Sometimes I feel a little sorry for Nathan, because he's coming to the realisation that many of his relations are narrow-minded all on his own. He says on his own that he's glad he went to a real university rather than just community college to get something of a wider range of view in life, because he realises that the prejudices he had (and that a lot of his family still has) aren't the way the real world works. I don't encourage him in this, he comes up with it all by himself when his aunt launches into another speech about the Mexicans taking away jobs, or his mother comes up with another display of gentillity.

It makes me wonder just what the difference between a college education and a high school diploma is going to come to in the next years, and at the same time to take a look at why.
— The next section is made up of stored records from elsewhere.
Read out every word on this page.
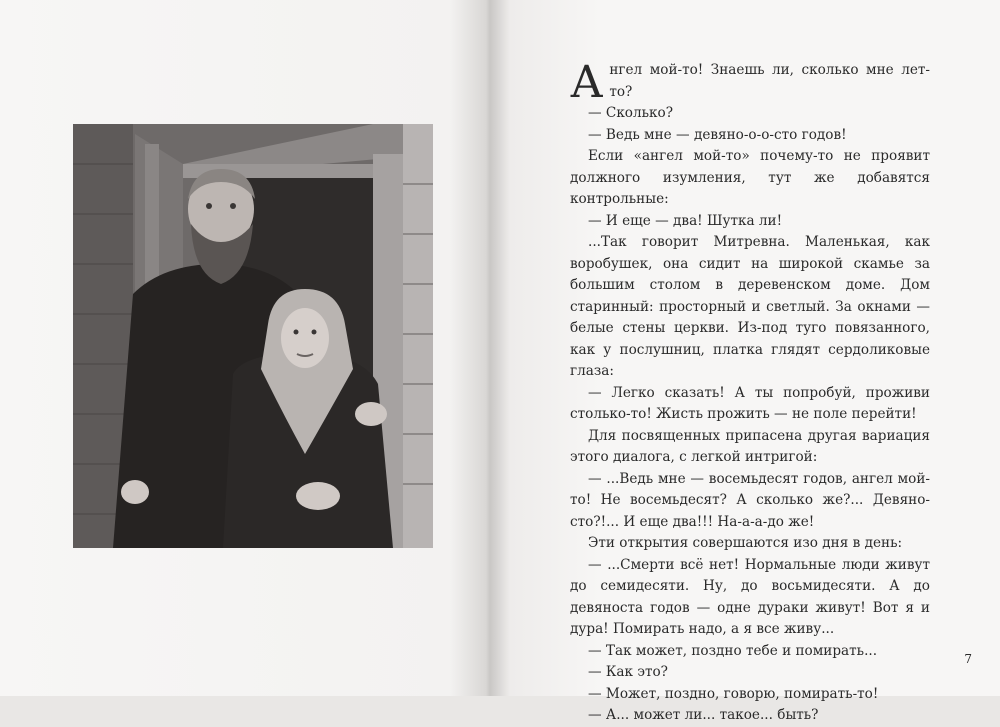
Ангел мой-то! Знаешь ли, сколько мне лет-то?

— Сколько?

— Ведь мне — девяно-о-о-сто годов!

Если «ангел мой-то» почему-то не проявит должного изумления, тут же добавятся контрольные:

— И еще — два! Шутка ли!

...Так говорит Митревна. Маленькая, как воробушек, она сидит на широкой скамье за большим столом в деревенском доме. Дом старинный: просторный и светлый. За окнами — белые стены церкви. Из-под туго повязанного, как у послушниц, платка глядят сердоликовые глаза:

— Легко сказать! А ты попробуй, проживи столько-то! Жисть прожить — не поле перейти!

Для посвященных припасена другая вариация этого диалога, с легкой интригой:

— ...Ведь мне — восемьдесят годов, ангел мой-то! Не восемьдесят? А сколько же?... Девяно-сто?!... И еще два!!! На-а-а-до же!

Эти открытия совершаются изо дня в день:

— ...Смерти всё нет! Нормальные люди живут до семидесяти. Ну, до восьмидесяти. А до девяноста годов — одне дураки живут! Вот я и дура! Помирать надо, а я все живу...

— Так может, поздно тебе и помирать...

— Как это?

— Может, поздно, говорю, помирать-то!

— А... может ли... такое... быть?

7
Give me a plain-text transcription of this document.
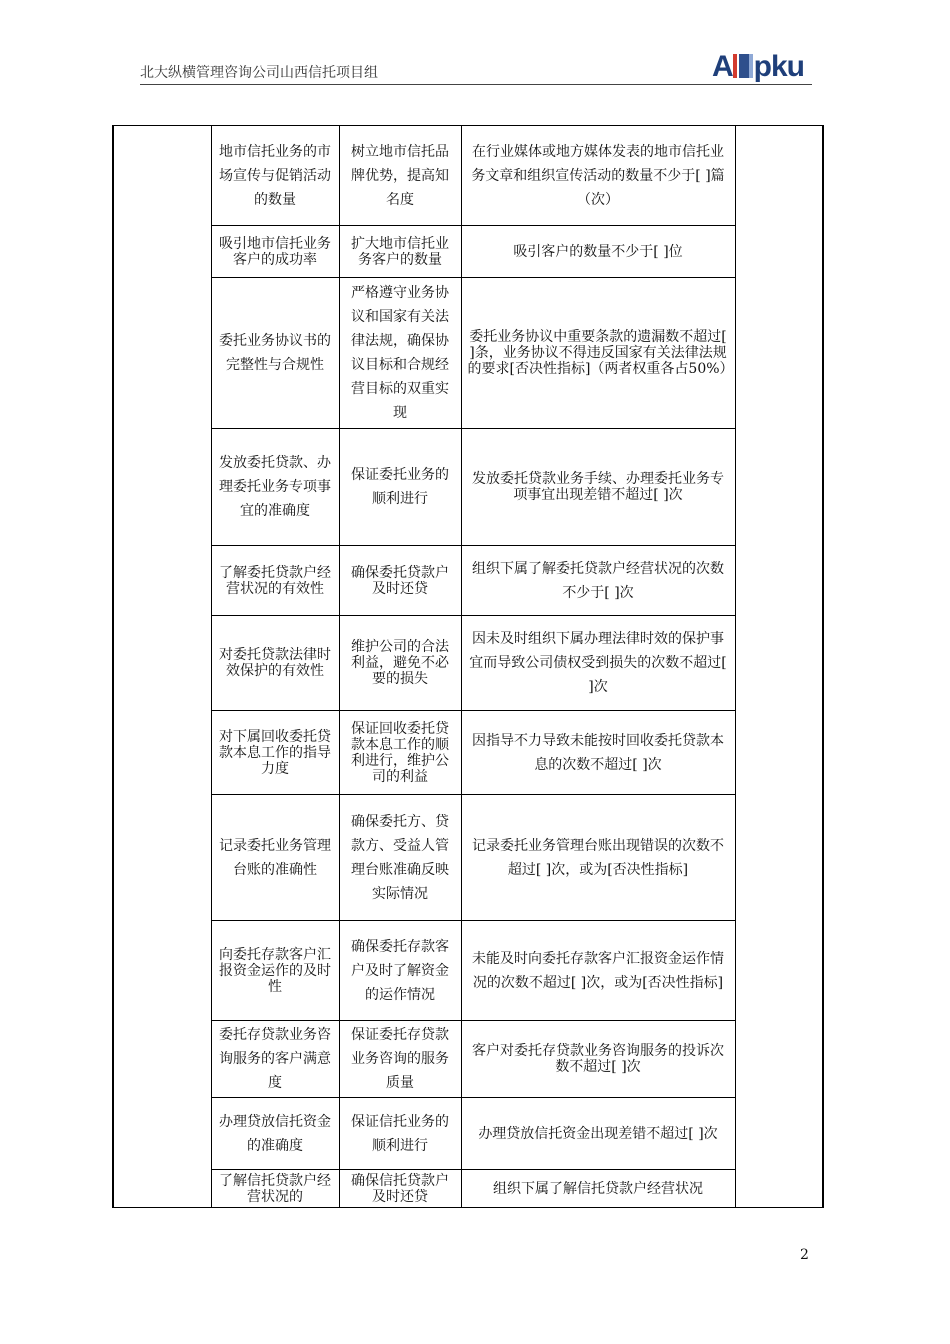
北大纵横管理咨询公司山西信托项目组	A pku
	地市信托业务的市场宣传与促销活动的数量	树立地市信托品牌优势，提高知名度	在行业媒体或地方媒体发表的地市信托业务文章和组织宣传活动的数量不少于[ ]篇（次）	
	吸引地市信托业务客户的成功率	扩大地市信托业务客户的数量	吸引客户的数量不少于[ ]位	
	委托业务协议书的完整性与合规性	严格遵守业务协议和国家有关法律法规，确保协议目标和合规经营目标的双重实现	委托业务协议中重要条款的遗漏数不超过[ ]条，业务协议不得违反国家有关法律法规的要求[否决性指标]（两者权重各占50%）	
	发放委托贷款、办理委托业务专项事宜的准确度	保证委托业务的顺利进行	发放委托贷款业务手续、办理委托业务专项事宜出现差错不超过[ ]次	
	了解委托贷款户经营状况的有效性	确保委托贷款户及时还贷	组织下属了解委托贷款户经营状况的次数不少于[ ]次	
	对委托贷款法律时效保护的有效性	维护公司的合法利益，避免不必要的损失	因未及时组织下属办理法律时效的保护事宜而导致公司债权受到损失的次数不超过[ ]次	
	对下属回收委托贷款本息工作的指导力度	保证回收委托贷款本息工作的顺利进行，维护公司的利益	因指导不力导致未能按时回收委托贷款本息的次数不超过[ ]次	
	记录委托业务管理台账的准确性	确保委托方、贷款方、受益人管理台账准确反映实际情况	记录委托业务管理台账出现错误的次数不超过[ ]次，或为[否决性指标]	
	向委托存款客户汇报资金运作的及时性	确保委托存款客户及时了解资金的运作情况	未能及时向委托存款客户汇报资金运作情况的次数不超过[ ]次，或为[否决性指标]	
	委托存贷款业务咨询服务的客户满意度	保证委托存贷款业务咨询的服务质量	客户对委托存贷款业务咨询服务的投诉次数不超过[ ]次	
	办理贷放信托资金的准确度	保证信托业务的顺利进行	办理贷放信托资金出现差错不超过[ ]次	
	了解信托贷款户经营状况的	确保信托贷款户及时还贷	组织下属了解信托贷款户经营状况	
2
Why should the views at a public institution in a rather conservative corner of the state still be so much wider than the prejudices of those not exposed to them? In this global economy (more than economy: it's a global society), shouldn't people who have gone to high school know at least a little bit more about the world around them? And if not, why not?

The one decent bit of writing from The West Wing I've heard was a statement by (I think) Rob Lowe about how schools should be palaces. I remember thinking that it never occured to me that it should be that way, but it should. Education should be the highest goal of any man, of an country. To know as much as possible about the world in which we live and our place in it- what more should we be on this earth for than to know all we can about our lives on it? Not just being able to say the times tables, but to come away from an educational experience knowing something more about the world as we relate to it.

How could there be any other answer?